However, there were certainly concrete plans for the construction of further nuclear power plants – including in Kaiseraugst on the outskirts of Basel, as well as in Graben, Oberargau, Rüthi, Inwil and Verbois.

Occupation in Kaiseraugst

The plans led to heated debates and aroused resistance in the affected regions. From April 1975, anti-nuclear activists occupied the nuclear power plant construction site in Kaiseraugst for almost three months. Today, the protests are regarded as the birth of the Swiss environmental movement. The planning work for the construction of a pressurised water reactor in Rüthi was already stopped in 1980 – against the backdrop of criticism not only from the canton of St Gallen, but also from Vorarlberg.

The new construction projects in Kaiseraugst and Graben progressed the furthest. Ultimately, it was an event abroad that sealed their fate – the Chernobyl disaster in 1986. Just two years later, in 1988, the federal government buried them. in 1990, the people and the cantons adopted the so-called moratorium initiative and thus came out in favour of a ten-year ban on the construction of nuclear power plants.

Fukushima brought the turning point

New nuclear power plants only became an issue again in 2008, when the energy companies Alpiq, Axpo and BKW submitted applications to the federal government for the replacement of the power plants in Mühleberg, Beznau and Gösgen.

Once again, however, an event abroad fundamentally changed the debate: in March 2011, an earthquake in Japan triggered a tsunami. Parts of the Fukushima nuclear power plant were flooded, resulting in widespread radiation. A few days later, the then Energy Minister Doris Leuthard suspended all ongoing general licence procedures for new nuclear power plants.

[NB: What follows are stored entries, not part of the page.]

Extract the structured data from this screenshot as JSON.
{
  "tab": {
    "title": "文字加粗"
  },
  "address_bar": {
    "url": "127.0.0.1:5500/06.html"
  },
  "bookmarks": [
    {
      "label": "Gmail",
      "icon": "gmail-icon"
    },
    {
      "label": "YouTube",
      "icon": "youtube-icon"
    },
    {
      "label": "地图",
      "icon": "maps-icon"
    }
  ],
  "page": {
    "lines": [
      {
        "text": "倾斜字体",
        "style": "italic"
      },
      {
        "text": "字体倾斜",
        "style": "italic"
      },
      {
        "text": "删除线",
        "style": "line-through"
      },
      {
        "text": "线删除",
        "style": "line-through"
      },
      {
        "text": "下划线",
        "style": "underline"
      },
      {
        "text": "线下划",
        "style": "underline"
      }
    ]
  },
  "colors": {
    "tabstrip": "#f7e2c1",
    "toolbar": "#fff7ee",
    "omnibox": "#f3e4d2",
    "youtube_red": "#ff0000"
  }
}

In 2017, the people approved an amendment to the law banning the construction of new nuclear power plants. However, Energy Minister Albert Rösti announced at the end of August 2024 that he wanted to remove the construction ban from the law. In mid-August 2025, the federal government adopted the corresponding dispatch to the Swiss parliament. The Greens have already announced a referendum should the proposal find a majority in parliament. Energy companies also emphasise that the investment required to build the latest generation of nuclear power plants would be extremely high.